To minimize moving numbers into and out of registers, many optimized algorithms will hold as many numbers as possible in the registers and try to repeatedly use them.
But if in writing the code, you end up trying to hold too many, the registers will start “spilling” (to the stack), and you’ll end up with a huge number of move instructions moving memory into and out of the registers.

5 Likes

Interesting, yes the magic speed jump from 51 to 50 disappears when I use Ref. Rather than 1.71ns, floatperm(500, 50) takes 85ns and r=51 takes 86ns.

I’m not familiar with Ref, so I’m not sure how to interpret that.

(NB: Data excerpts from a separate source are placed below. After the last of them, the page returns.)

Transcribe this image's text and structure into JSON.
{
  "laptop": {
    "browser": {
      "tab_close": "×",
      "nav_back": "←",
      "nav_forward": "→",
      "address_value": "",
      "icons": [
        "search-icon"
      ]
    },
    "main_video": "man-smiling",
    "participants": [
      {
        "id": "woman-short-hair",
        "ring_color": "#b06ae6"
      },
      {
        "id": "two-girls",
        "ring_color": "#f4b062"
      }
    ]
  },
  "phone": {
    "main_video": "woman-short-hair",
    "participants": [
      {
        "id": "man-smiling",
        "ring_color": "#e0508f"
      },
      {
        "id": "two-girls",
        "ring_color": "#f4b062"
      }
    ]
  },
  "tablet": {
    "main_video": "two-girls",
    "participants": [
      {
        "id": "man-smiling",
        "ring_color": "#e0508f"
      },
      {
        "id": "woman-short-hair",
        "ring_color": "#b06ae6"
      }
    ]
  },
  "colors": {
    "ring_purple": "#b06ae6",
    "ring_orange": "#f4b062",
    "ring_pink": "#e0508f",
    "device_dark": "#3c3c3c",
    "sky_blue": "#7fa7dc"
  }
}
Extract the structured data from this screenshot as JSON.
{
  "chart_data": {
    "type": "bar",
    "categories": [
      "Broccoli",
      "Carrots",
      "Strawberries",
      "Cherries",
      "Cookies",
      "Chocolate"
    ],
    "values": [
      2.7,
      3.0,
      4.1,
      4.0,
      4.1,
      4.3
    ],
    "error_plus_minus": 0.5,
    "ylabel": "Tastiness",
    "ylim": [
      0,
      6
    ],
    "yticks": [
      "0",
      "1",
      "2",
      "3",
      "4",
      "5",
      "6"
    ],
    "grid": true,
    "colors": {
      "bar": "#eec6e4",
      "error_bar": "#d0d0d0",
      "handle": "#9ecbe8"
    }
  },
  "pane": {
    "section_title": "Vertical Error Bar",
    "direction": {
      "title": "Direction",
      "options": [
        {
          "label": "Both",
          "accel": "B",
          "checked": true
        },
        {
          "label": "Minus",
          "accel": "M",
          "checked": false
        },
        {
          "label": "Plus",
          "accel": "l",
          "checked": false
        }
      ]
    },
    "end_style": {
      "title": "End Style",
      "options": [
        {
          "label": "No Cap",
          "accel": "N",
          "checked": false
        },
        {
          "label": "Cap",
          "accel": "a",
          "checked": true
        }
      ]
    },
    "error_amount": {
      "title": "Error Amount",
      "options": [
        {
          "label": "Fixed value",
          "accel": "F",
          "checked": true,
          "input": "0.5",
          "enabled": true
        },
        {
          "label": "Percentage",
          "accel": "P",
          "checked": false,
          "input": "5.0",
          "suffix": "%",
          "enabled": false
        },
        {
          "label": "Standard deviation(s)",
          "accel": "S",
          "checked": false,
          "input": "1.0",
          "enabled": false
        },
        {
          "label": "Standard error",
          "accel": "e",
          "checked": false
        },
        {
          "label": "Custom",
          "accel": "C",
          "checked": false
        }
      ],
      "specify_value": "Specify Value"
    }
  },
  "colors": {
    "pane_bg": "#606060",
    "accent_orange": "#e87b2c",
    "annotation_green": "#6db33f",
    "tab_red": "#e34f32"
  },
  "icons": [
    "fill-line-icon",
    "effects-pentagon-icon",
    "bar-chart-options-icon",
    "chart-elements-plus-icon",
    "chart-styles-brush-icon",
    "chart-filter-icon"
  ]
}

My first guess is that the takeaway is the linearity of the relationship, so without ref, when @btime tells me t(51)=56ns and t(50)=1.7ns, I should figure that the real t(50) is about 55ns. Would that be correct, or should I take the Ref results literally and figure those r’s take 85 and 86 ns without Ref too?

What is real? If the compiler is optimizing for for 50 let it optimize for 50…What is your ultimate goal? To write the program so it performs well? Or write the program so it can’t be optimized too well?

If you can do your work in chunks of 50 that sounds like the best performance you are going to get. Wasn’t that the goal?

1 Like

Yes, but I don’t know what Ref does or tells me. Is it telling me that @btime was lying to me, or something else? (I guess you’re saying @btime wasn’t lying and that 1.71ns was real?)

Edit - oh, I guess Ref avoids the compiler optimization?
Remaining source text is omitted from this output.